When users started to make these questions and even set up, with free software, similar systems for their own communities, del.icio.us saw that it had a chance to step in. Its system could also be employed by users, in an improved way, to share news among themselves. In fact, many users were already doing so. By using the RSS feed generated by del.icio.us for every result page, users were dynamically publishing on their blogs the favourites they were earmarking as they read other blogs and news every day.


No doubt few people would add to their blog the world total resulting from aggregating the favourites of all del.icio.us users; but they certainly consult the system to see what other things are being earmarked by their friends, colleagues, and acquaintances – by the people in their network with whom they share common interests, or whose tastes they are at least curious about.

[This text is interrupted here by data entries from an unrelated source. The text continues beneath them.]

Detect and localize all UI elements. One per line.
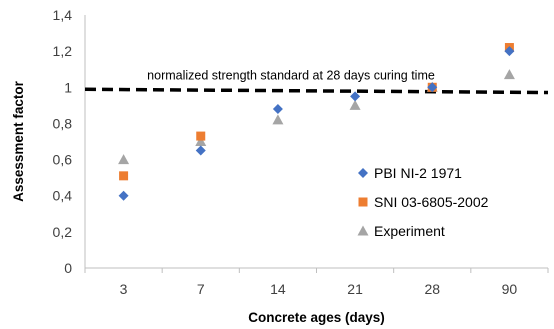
- data-point: [272, 114, 284, 125]
- data-point: [272, 103, 283, 114]
- legend-label: PBI NI-2 1971: [374, 165, 462, 181]
- data-point: [118, 154, 130, 165]
- reference-line-label: normalized strength standard at 28 days …: [147, 68, 435, 82]
- data-point: [195, 145, 206, 156]
- legend-marker: [358, 168, 368, 178]
- legend-label: Experiment: [374, 223, 445, 239]
- data-point: [349, 99, 361, 110]
- data-point: [195, 136, 207, 146]
- legend: PBI NI-2 1971 SNI 03-6805-2002 Experiment: [357, 165, 489, 239]
- y-tick-label: 0: [64, 260, 72, 276]
- x-tick-label: 3: [120, 281, 128, 297]
- data-point: [504, 46, 515, 57]
- legend-marker: [358, 197, 368, 207]
- y-tick-label: 0,2: [53, 224, 73, 240]
- data-point: [118, 190, 129, 201]
- x-tick-label: 21: [347, 281, 363, 297]
- y-axis-title: Assessment factor: [11, 80, 26, 202]
- x-axis-title: Concrete ages (days): [248, 310, 385, 325]
- x-tick-label: 28: [424, 281, 440, 297]
- y-tick-label: 0,8: [53, 115, 73, 131]
- reference-line: [84, 87, 549, 95]
- y-tick-label: 1,4: [53, 7, 73, 23]
- y-tick-label: 0,6: [53, 152, 73, 168]
- data-point: [427, 82, 438, 93]
- data-point: [503, 69, 515, 80]
- y-tick-label: 1,2: [53, 43, 73, 59]
- data-points: [118, 43, 515, 201]
- y-tick-label: 0,4: [53, 188, 73, 204]
- data-point: [350, 91, 361, 102]
- legend-label: SNI 03-6805-2002: [374, 194, 489, 210]
- y-tick-label: 1: [64, 79, 72, 95]
- legend-marker: [357, 225, 369, 236]
- x-tick-label: 14: [270, 281, 286, 297]
- data-point: [119, 171, 129, 181]
- y-tick-labels: 0 0,2 0,4 0,6 0,8 1 1,2 1,4: [53, 7, 73, 276]
- x-tick-label: 7: [197, 281, 205, 297]
- x-tick-label: 90: [502, 281, 518, 297]
- data-point: [196, 131, 206, 141]
- x-tick-labels: 3 7 14 21 28 90: [84, 268, 549, 297]
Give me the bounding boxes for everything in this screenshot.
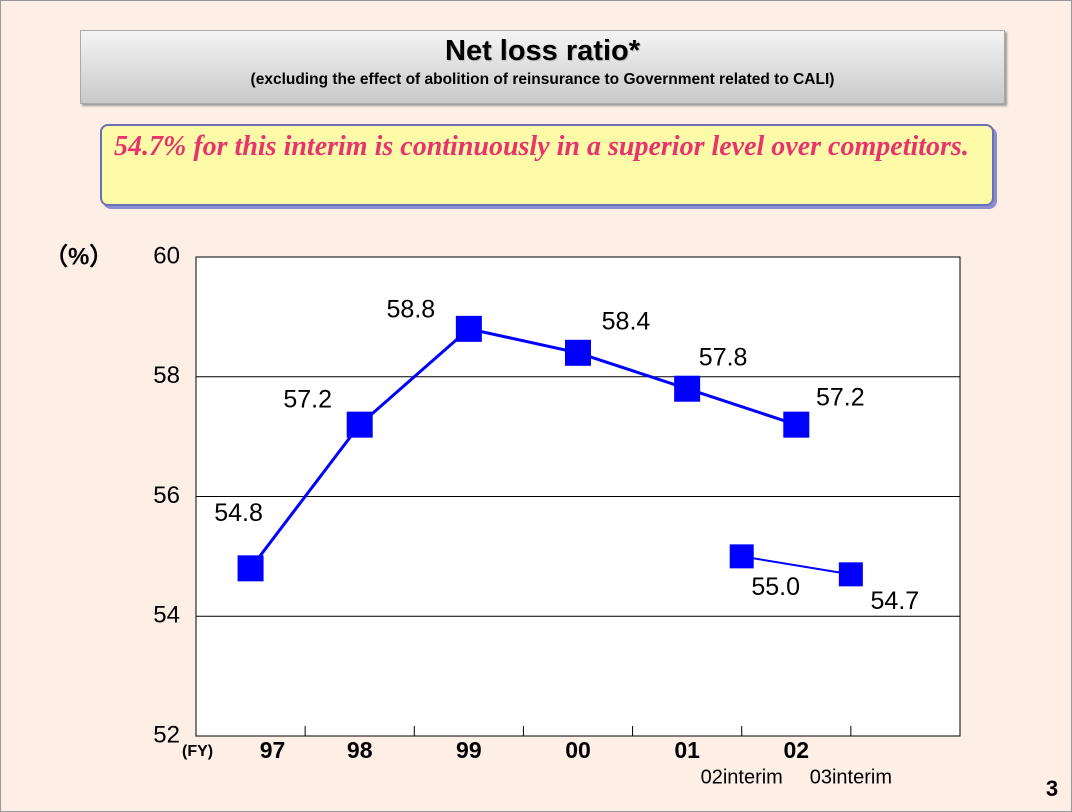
marker (838, 562, 863, 587)
y-tick-label: 54 (153, 602, 180, 629)
marker (783, 411, 810, 438)
x-tick-label: 00 (565, 737, 591, 763)
x-tick-label: 02interim (701, 766, 783, 788)
marker (237, 555, 264, 582)
title-box: Net loss ratio* (excluding the effect of… (80, 30, 1005, 104)
series-line (249, 327, 797, 570)
marker (455, 315, 482, 342)
data-label: 58.8 (387, 295, 436, 323)
y-tick-label: 56 (153, 482, 180, 509)
x-tick-label: 03interim (810, 766, 892, 788)
marker (729, 544, 754, 569)
data-label: 55.0 (751, 573, 800, 601)
data-label: 58.4 (602, 307, 651, 335)
x-tick-label: 99 (456, 737, 482, 763)
y-tick-label: 52 (153, 721, 180, 748)
series-line (741, 555, 852, 576)
marker (565, 339, 591, 366)
x-unit: (FY) (182, 743, 213, 760)
data-label: 57.8 (699, 343, 748, 371)
x-tick-label: 01 (674, 737, 700, 763)
x-tick-label: 98 (347, 737, 373, 763)
x-tick-label: 97 (260, 737, 286, 763)
chart-title: Net loss ratio* (445, 35, 640, 67)
chart-subtitle: (excluding the effect of abolition of re… (250, 71, 835, 88)
x-tick-label: 02 (783, 737, 809, 763)
y-tick-label: 58 (153, 362, 180, 389)
data-label: 54.8 (214, 499, 263, 527)
callout: 54.7% for this interim is continuously i… (100, 124, 994, 206)
page-number: 3 (1046, 776, 1058, 801)
data-label: 54.7 (871, 587, 920, 615)
marker (674, 375, 701, 402)
data-label: 57.2 (283, 385, 332, 413)
marker (346, 411, 373, 438)
data-label: 57.2 (816, 383, 865, 411)
y-tick-label: 60 (153, 242, 180, 269)
y-unit: （%） (44, 243, 113, 270)
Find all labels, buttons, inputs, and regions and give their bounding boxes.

And so del.icio.us launched del.icio.us network, a way of earmarking other users as a part of your network, and of picking from their accounts, in live time, the links they earmark as they browse the web. Of course, the fact that someone earmarks you as a part of their own network doesn't mean that they will be included in your own network until you aggregate them. In that way, every user can obtain a different aggregation based on other users' choices. Thus, del.icio.us, while centralising its system, distributes and generate as many different aggregations as would be produced by a distributed network, and generates, de facto, a distributed information network.


reddit was the first aggregator to see the coming threat: it was better to be a mumi, and give everyone whatever they wished, than be displaced by an outburst of community news exchange systems. Thus reddit friends was born, a version of the service in which each user can say which votes he or she wants to aggregate and whose proposals should be voted for. Unlike the original system, there is no longer a single collective result which everyone has cast a vote for. There are as many different results as there are users, interests, and tastes – just in the same way as if the system of great vote-centralising nodes had been replaced by a huge distributed network. Mumis were one of the first innovations that the Internet experience brought to information economics.”